The bank’s models show “faster CTA models are already leaning short equities,” while slower trend-following strategies remain closer to neutral for now. This gap has been visible in recent market action, with less synchronized behavior across systematic funds.

However, BofA warned that time could act as a catalyst. "Absent a clear recovery in equity prices, slower signals can deteriorate quickly, and within roughly the next week we could see a more material turn toward net short equity exposure," analysts led by Chintan Kotecha said in a note. 

The setup leaves room for a larger build in short positions, as realized volatility has not yet surged enough to force meaningful reductions in risk budgets. That could amplify selling pressure if slower models begin to align with faster ones.

Flows in rates markets remain firmly negative, BofA notes. Trend followers are continuing to sell U.S. Treasury futures, with yields rising and the 10-year reaching its highest level since July. Selling has extended across the curve, with risk-management triggers “starting to bite across the 5y–30y complex,” and scope for additional short positioning if rates stay under pressure, the analysts said. 

Outside the U.S., CTAs are also adding to short positions in German Bunds, while in foreign exchange, the bank’s model points to further selling in the euro and British pound.

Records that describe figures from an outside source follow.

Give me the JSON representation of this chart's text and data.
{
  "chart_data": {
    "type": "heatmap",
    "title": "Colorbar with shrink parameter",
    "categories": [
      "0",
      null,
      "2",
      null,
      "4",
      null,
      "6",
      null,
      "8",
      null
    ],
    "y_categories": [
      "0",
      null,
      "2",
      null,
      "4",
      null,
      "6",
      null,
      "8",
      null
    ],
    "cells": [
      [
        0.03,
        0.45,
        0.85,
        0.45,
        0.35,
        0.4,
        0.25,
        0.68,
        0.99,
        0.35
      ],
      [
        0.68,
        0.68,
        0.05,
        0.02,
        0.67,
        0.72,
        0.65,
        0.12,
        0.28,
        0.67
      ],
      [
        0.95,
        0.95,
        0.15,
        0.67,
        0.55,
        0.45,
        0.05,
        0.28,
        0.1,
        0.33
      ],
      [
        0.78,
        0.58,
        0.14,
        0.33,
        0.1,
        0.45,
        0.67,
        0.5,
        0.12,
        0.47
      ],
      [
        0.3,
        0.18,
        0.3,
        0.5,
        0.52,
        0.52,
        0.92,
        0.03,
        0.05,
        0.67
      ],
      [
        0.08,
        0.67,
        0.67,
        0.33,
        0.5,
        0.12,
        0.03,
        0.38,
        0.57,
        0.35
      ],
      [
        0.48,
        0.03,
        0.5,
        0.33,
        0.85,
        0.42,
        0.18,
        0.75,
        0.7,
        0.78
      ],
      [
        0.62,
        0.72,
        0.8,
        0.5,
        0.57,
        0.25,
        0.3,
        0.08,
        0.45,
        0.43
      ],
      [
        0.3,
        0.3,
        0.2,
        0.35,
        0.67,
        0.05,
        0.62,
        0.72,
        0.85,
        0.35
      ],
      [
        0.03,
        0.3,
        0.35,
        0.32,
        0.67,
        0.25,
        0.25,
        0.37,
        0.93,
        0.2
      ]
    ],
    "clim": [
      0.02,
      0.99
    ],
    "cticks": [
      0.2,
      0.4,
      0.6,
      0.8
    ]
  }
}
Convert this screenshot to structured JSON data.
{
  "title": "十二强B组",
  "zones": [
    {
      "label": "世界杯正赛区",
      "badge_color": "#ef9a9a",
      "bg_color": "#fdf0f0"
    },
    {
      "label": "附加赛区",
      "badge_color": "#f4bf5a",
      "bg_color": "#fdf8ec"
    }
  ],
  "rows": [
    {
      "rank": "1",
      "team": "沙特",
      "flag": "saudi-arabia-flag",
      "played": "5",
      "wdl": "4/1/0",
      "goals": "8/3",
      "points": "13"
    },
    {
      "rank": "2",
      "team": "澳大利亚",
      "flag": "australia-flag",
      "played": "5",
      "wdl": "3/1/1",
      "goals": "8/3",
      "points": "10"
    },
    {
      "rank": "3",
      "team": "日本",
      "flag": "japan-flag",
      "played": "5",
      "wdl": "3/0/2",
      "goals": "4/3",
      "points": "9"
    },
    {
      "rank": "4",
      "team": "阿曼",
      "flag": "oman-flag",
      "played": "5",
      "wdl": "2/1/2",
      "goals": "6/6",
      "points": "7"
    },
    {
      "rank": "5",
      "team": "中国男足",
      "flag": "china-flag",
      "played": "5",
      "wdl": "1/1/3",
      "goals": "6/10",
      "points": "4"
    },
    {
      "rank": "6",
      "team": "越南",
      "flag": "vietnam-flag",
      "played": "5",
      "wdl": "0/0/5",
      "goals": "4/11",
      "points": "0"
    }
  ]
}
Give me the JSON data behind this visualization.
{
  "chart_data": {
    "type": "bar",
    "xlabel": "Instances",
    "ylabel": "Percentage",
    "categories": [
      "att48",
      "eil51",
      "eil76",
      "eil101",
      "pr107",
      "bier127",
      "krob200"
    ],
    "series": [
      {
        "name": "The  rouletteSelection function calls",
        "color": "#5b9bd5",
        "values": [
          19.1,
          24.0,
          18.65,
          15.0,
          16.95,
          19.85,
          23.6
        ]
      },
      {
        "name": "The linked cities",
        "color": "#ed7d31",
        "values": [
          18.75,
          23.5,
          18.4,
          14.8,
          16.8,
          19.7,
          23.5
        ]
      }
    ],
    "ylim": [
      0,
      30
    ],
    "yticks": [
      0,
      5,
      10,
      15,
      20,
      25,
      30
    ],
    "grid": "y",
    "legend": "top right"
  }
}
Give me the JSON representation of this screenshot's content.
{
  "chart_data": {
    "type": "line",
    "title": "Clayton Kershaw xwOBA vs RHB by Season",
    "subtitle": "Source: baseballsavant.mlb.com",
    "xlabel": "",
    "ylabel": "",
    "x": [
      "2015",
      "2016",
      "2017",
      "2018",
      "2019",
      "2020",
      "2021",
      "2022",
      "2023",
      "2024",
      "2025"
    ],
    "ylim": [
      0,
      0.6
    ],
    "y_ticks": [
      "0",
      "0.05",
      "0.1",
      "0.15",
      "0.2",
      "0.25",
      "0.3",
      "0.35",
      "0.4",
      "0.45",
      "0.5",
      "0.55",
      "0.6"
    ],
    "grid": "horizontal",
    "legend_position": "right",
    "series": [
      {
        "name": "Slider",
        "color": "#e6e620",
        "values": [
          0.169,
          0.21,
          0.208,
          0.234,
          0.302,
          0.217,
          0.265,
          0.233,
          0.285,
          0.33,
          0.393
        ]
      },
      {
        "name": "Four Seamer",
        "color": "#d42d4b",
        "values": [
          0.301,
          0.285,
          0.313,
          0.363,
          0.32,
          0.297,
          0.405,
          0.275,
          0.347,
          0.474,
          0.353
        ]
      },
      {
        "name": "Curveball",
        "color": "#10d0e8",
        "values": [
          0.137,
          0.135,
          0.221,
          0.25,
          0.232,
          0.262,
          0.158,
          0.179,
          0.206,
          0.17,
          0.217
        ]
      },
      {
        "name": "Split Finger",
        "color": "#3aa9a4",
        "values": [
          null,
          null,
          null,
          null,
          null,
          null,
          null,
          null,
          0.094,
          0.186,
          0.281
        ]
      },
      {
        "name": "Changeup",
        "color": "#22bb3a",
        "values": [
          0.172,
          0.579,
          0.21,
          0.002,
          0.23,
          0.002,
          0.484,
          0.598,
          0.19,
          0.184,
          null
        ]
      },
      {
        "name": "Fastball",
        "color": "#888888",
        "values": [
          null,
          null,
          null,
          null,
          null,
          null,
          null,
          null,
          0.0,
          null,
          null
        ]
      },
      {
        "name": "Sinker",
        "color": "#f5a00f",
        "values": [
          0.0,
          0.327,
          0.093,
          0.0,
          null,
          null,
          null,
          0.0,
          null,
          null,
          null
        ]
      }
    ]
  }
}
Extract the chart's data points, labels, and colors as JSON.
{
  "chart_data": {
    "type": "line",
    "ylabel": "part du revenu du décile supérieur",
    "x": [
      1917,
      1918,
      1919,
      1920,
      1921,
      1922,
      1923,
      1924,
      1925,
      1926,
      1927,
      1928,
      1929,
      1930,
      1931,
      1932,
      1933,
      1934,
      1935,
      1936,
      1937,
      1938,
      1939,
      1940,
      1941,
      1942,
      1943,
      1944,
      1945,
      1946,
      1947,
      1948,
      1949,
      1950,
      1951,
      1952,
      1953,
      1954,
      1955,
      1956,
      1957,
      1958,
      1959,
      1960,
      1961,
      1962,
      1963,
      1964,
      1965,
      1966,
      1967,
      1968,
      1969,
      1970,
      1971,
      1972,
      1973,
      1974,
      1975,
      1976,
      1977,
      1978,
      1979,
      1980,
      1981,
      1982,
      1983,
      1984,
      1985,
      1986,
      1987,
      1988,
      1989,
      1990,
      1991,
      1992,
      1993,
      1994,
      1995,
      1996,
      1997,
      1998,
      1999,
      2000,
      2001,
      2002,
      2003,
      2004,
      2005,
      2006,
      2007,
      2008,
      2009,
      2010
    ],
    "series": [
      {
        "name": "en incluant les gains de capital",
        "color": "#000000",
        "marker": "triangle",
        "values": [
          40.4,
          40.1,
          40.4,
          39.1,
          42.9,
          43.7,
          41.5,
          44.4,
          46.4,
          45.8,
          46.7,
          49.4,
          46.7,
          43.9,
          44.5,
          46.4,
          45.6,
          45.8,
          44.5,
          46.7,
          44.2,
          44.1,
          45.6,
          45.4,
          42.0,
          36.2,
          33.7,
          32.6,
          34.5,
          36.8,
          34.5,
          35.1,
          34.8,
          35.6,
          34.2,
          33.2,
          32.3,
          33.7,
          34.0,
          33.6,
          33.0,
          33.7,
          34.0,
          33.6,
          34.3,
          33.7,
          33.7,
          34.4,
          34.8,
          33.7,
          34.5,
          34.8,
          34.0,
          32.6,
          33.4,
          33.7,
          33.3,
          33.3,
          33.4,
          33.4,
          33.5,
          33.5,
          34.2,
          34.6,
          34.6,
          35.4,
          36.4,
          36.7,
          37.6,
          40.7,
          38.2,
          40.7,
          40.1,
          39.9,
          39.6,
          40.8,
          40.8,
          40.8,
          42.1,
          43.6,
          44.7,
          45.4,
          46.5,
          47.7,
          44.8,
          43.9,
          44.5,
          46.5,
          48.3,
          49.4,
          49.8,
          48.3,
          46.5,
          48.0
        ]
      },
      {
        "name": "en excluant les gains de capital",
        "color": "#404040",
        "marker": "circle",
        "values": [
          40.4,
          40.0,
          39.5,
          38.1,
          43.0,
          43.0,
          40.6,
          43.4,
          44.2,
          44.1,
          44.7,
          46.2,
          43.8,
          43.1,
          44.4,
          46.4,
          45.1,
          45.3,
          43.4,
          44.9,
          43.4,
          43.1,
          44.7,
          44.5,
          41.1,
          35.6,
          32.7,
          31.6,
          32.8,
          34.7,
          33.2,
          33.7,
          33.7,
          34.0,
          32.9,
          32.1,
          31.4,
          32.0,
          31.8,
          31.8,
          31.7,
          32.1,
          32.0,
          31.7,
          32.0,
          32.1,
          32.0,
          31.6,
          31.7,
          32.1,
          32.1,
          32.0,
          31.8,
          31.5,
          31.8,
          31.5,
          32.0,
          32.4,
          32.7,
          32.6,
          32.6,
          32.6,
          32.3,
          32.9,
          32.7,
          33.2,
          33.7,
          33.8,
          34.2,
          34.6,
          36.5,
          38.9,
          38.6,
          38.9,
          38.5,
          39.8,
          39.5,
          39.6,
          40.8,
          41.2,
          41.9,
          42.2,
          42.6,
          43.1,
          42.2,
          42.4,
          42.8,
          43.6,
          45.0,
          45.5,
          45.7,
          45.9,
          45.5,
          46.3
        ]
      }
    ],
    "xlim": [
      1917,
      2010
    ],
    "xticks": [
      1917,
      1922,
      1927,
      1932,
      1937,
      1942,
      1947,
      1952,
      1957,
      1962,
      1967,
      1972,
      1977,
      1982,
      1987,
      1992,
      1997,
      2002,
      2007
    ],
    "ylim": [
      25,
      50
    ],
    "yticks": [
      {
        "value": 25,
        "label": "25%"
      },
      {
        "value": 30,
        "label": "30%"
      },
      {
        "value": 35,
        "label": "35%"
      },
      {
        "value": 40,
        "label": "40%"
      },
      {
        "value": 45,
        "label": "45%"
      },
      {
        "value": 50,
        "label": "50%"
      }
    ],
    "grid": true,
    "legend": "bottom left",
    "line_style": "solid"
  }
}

Emerging market signals are weakening as well, with some investors likely exiting Mexican peso longs after recent downside triggers.

In commodities, losses in gold have partially offset gains in oil. Long gold positions built over the past year have likely been unwound following the metal’s sharp weekly drop, though analysts said trend signals remain elevated and still “some distance from outright shorts.”

Oil exposures, meanwhile, continue to support performance but could unwind if prices fall more sharply, the analysts noted. 

Broader positioning data suggest systematic strategies remain biased toward selling in the near term. BofA estimates that such funds could sell up to $73 billion in a down market over the coming week, with flows negative across most scenarios, reinforcing the risk of continued pressure on equities.